PORT OF SPAIN, Trinidad and Tobago, Nov. 28 (UPI) -- British Prime Minister Gordon Brown has announced plans for a fund to be set up by rich countries to provide climate-change incentives for poor ones.
The Launch Fund plan could end what appears to be a deadlock facing the climate change summit next month in Copenhagen, Denmark, Brown said.
Brown announced the plan Friday at a meeting of Commonwealth of Nations leaders in Trinidad and Tobago, The Daily Telegraph reported Saturday. He said French President Nicolas Sarkozy has also agreed to back the proposal in Copenhagen.
The plan includes satellite monitoring of countries like Papua New Guinea and Indonesia, where deforestation is a major issue.

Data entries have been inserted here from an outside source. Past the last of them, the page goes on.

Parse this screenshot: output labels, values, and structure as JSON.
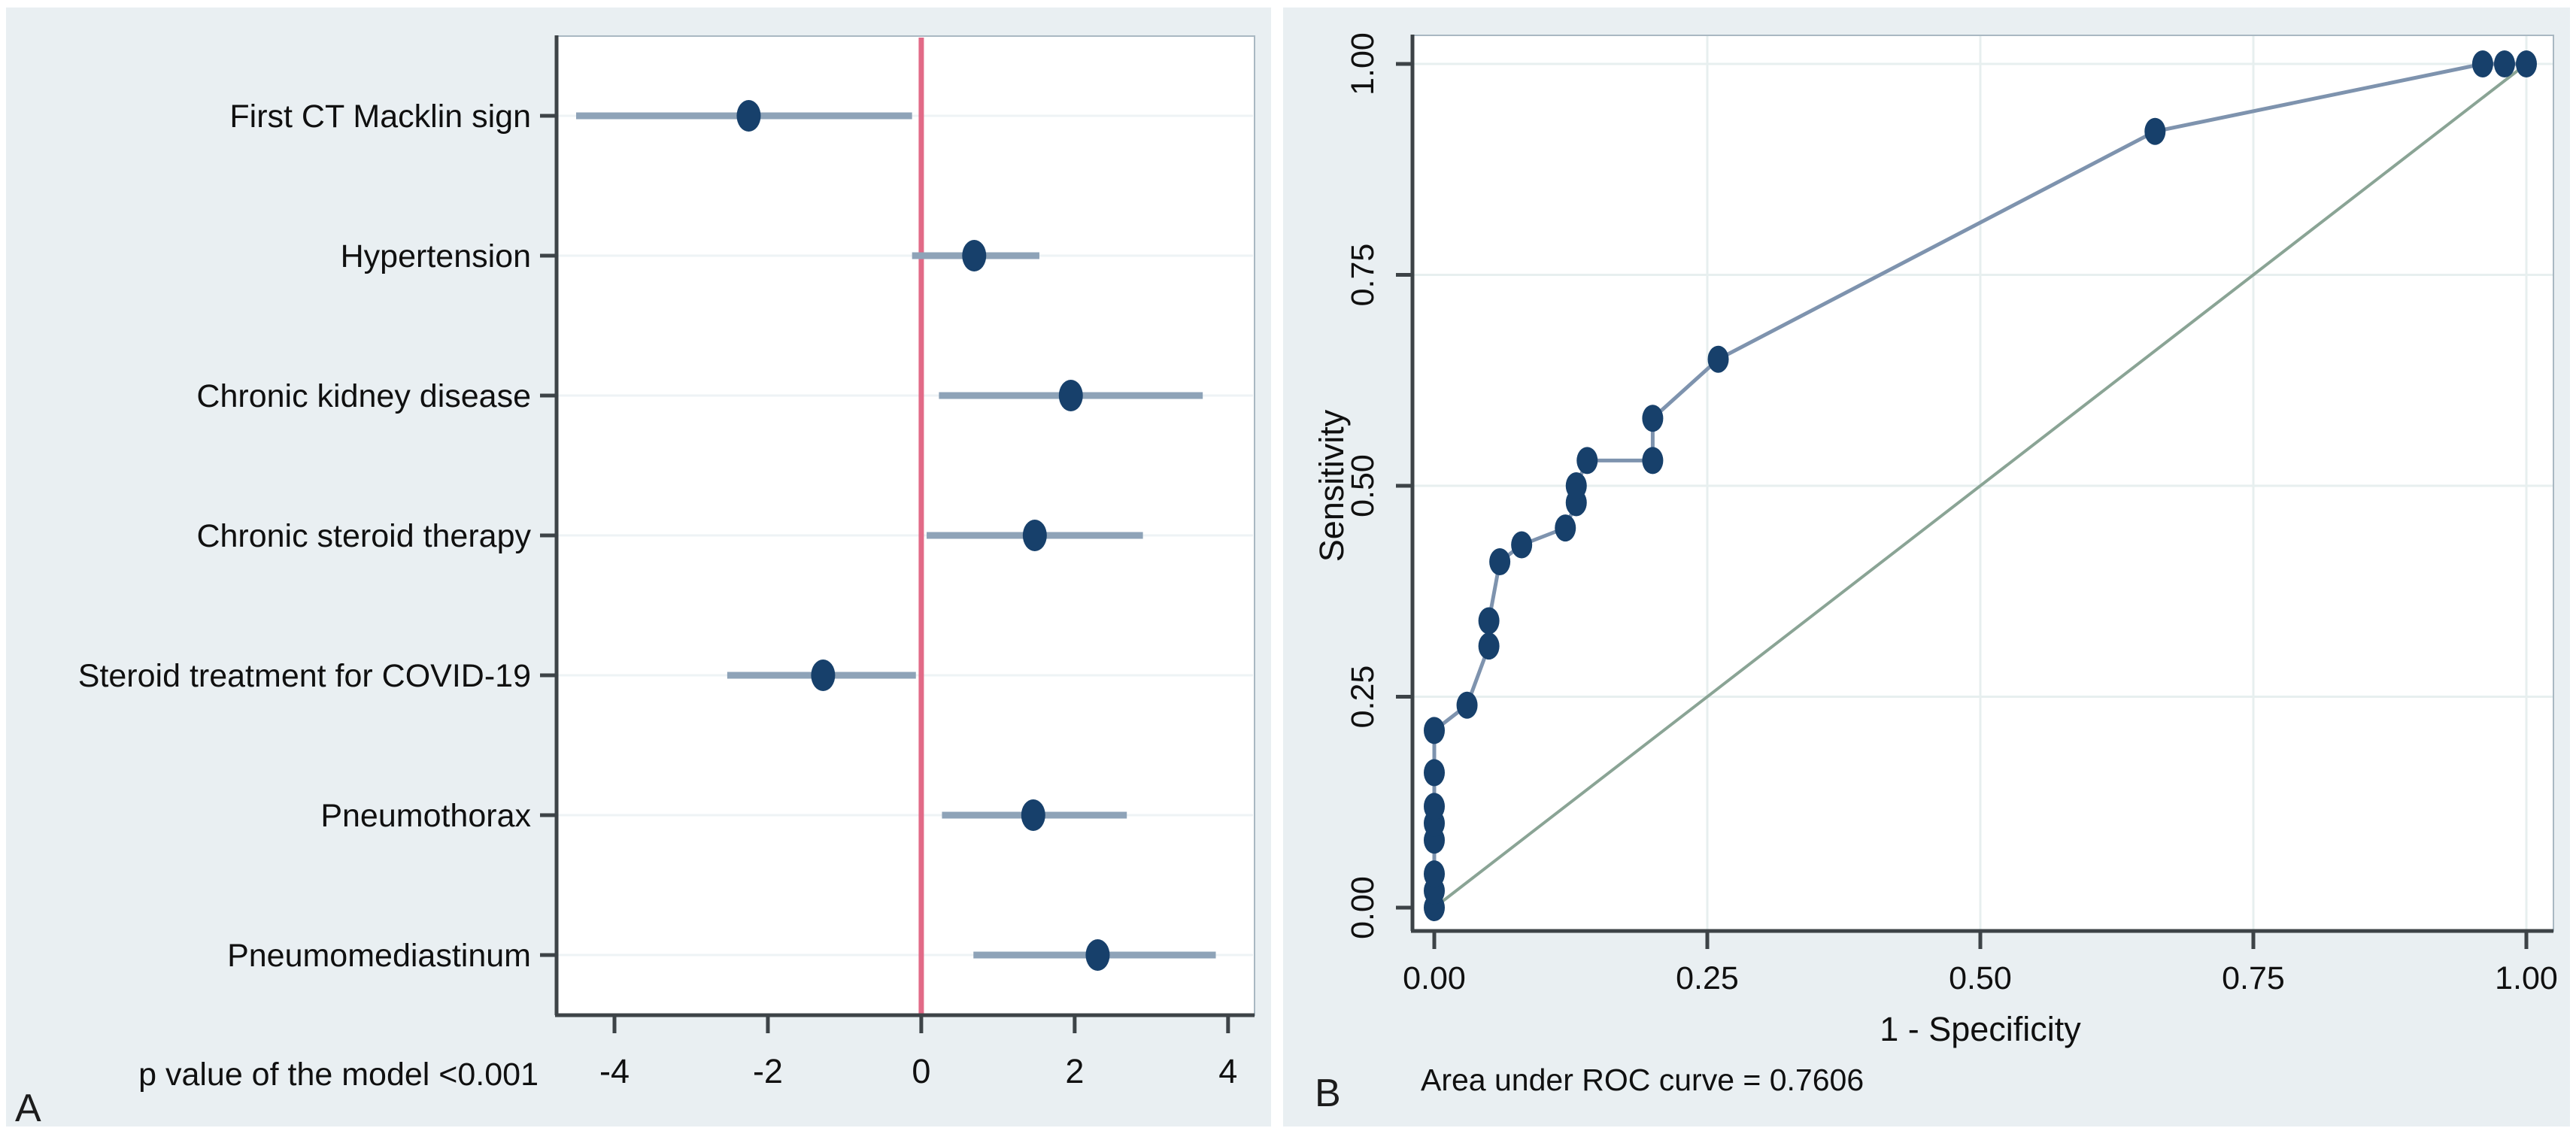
{
  "figure": {
    "panel_a_letter": "A",
    "panel_b_letter": "B"
  },
  "colors": {
    "panel_bg": "#e9eff2",
    "plot_bg": "#ffffff",
    "plot_border": "#a9b8c2",
    "axis": "#3d4347",
    "marker": "#17406b",
    "ci_line": "#8ea3b8",
    "roc_line": "#7e93ae",
    "diagonal": "#8aa495",
    "zero_line": "#e26a87",
    "grid_forest": "#eef3f5",
    "grid_roc": "#e7efef",
    "text": "#101010"
  },
  "chart_data": [
    {
      "id": "forest",
      "type": "scatter",
      "panel": "A",
      "title": "",
      "xlabel": "",
      "note": "p value of the model <0.001",
      "xlim": [
        -4.755,
        4.345
      ],
      "xtick_values": [
        -4,
        -2,
        0,
        2,
        4
      ],
      "xtick_labels": [
        "-4",
        "-2",
        "0",
        "2",
        "4"
      ],
      "zero_line_x": 0,
      "grid": "horizontal-rows",
      "categories": [
        "First CT Macklin sign",
        "Hypertension",
        "Chronic kidney disease",
        "Chronic steroid therapy",
        "Steroid treatment for COVID-19",
        "Pneumothorax",
        "Pneumomediastinum"
      ],
      "series": [
        {
          "name": "estimate",
          "values": [
            -2.25,
            0.69,
            1.95,
            1.48,
            -1.28,
            1.46,
            2.3
          ]
        },
        {
          "name": "ci_low",
          "values": [
            -4.5,
            -0.12,
            0.23,
            0.07,
            -2.53,
            0.27,
            0.68
          ]
        },
        {
          "name": "ci_high",
          "values": [
            -0.12,
            1.54,
            3.67,
            2.89,
            -0.07,
            2.68,
            3.84
          ]
        }
      ]
    },
    {
      "id": "roc",
      "type": "line",
      "panel": "B",
      "title": "",
      "xlabel": "1 - Specificity",
      "ylabel": "Sensitivity",
      "annotation": "Area under ROC curve = 0.7606",
      "auc": 0.7606,
      "xlim": [
        0,
        1
      ],
      "ylim": [
        0,
        1
      ],
      "xtick_values": [
        0,
        0.25,
        0.5,
        0.75,
        1
      ],
      "xtick_labels": [
        "0.00",
        "0.25",
        "0.50",
        "0.75",
        "1.00"
      ],
      "ytick_values": [
        0,
        0.25,
        0.5,
        0.75,
        1
      ],
      "ytick_labels": [
        "0.00",
        "0.25",
        "0.50",
        "0.75",
        "1.00"
      ],
      "grid": "both",
      "legend": "none",
      "roc_points": [
        [
          0.0,
          0.0
        ],
        [
          0.0,
          0.02
        ],
        [
          0.0,
          0.04
        ],
        [
          0.0,
          0.08
        ],
        [
          0.0,
          0.1
        ],
        [
          0.0,
          0.12
        ],
        [
          0.0,
          0.16
        ],
        [
          0.0,
          0.21
        ],
        [
          0.03,
          0.24
        ],
        [
          0.05,
          0.31
        ],
        [
          0.05,
          0.34
        ],
        [
          0.06,
          0.41
        ],
        [
          0.08,
          0.43
        ],
        [
          0.12,
          0.45
        ],
        [
          0.13,
          0.48
        ],
        [
          0.13,
          0.5
        ],
        [
          0.14,
          0.53
        ],
        [
          0.2,
          0.53
        ],
        [
          0.2,
          0.58
        ],
        [
          0.26,
          0.65
        ],
        [
          0.66,
          0.92
        ],
        [
          0.96,
          1.0
        ],
        [
          0.98,
          1.0
        ],
        [
          1.0,
          1.0
        ]
      ],
      "reference_line": [
        [
          0,
          0
        ],
        [
          1,
          1
        ]
      ]
    }
  ]
}
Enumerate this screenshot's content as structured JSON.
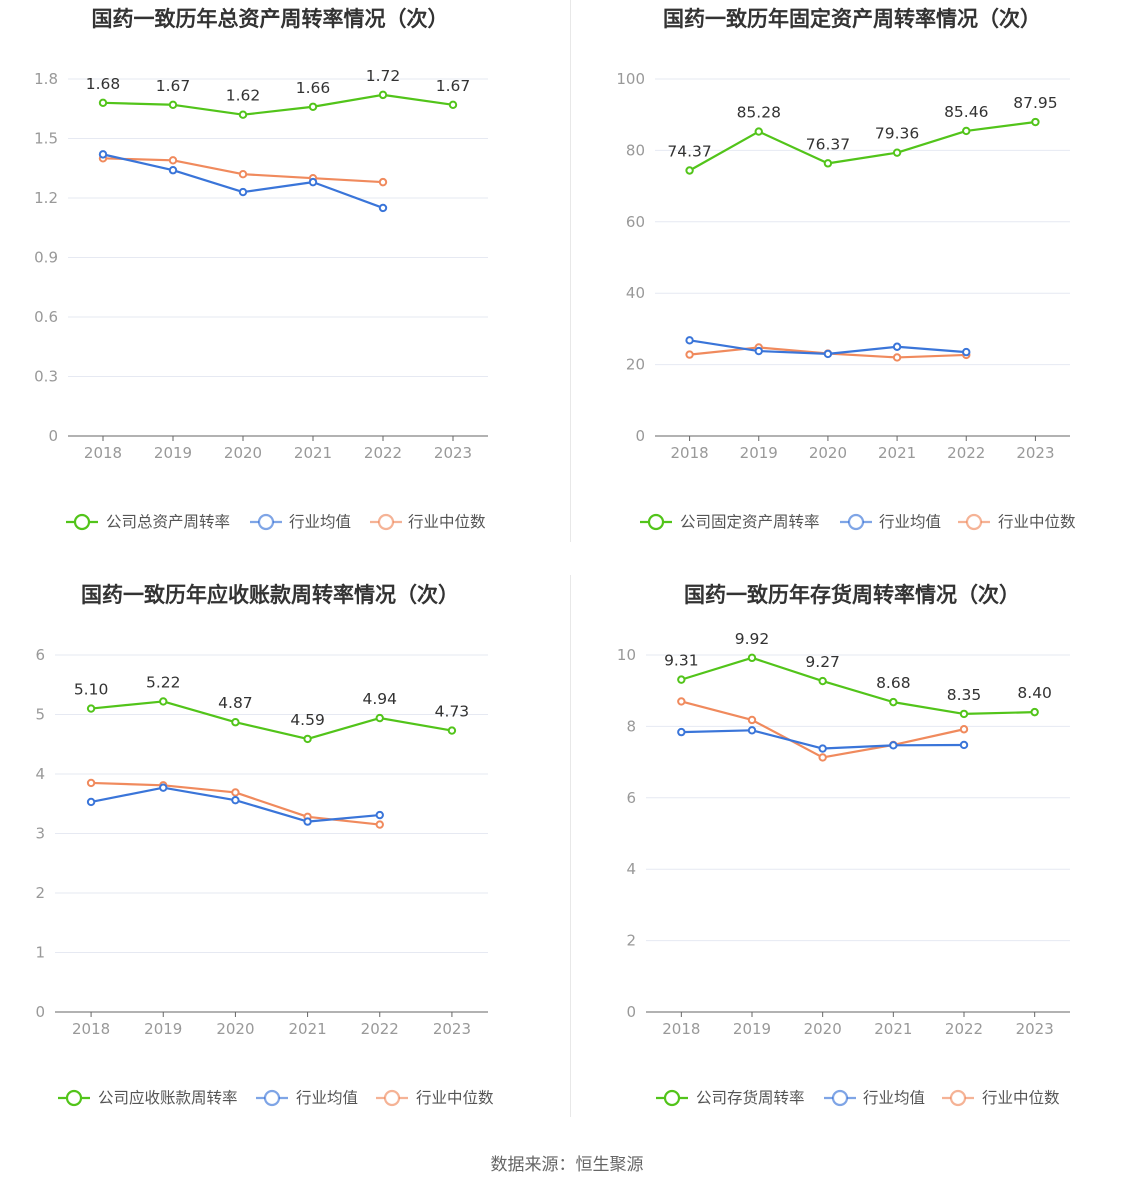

Brown said Britain would contribute 800 million pounds ($1.3 billion) with a total goal of 10 billion pounds ($16.5 billion). It would be used in the years 2010 through 2012 to reward countries for results on issues like deforestation and emissions cuts.
"'Together the collective power of the commonwealth must be brought together to tackle a new historic injustice, that of climate change," Brown said.
The 53 nations in the commonwealth, mostly former British colonies, include countries like the Maldives where global warming could put them under water in decades.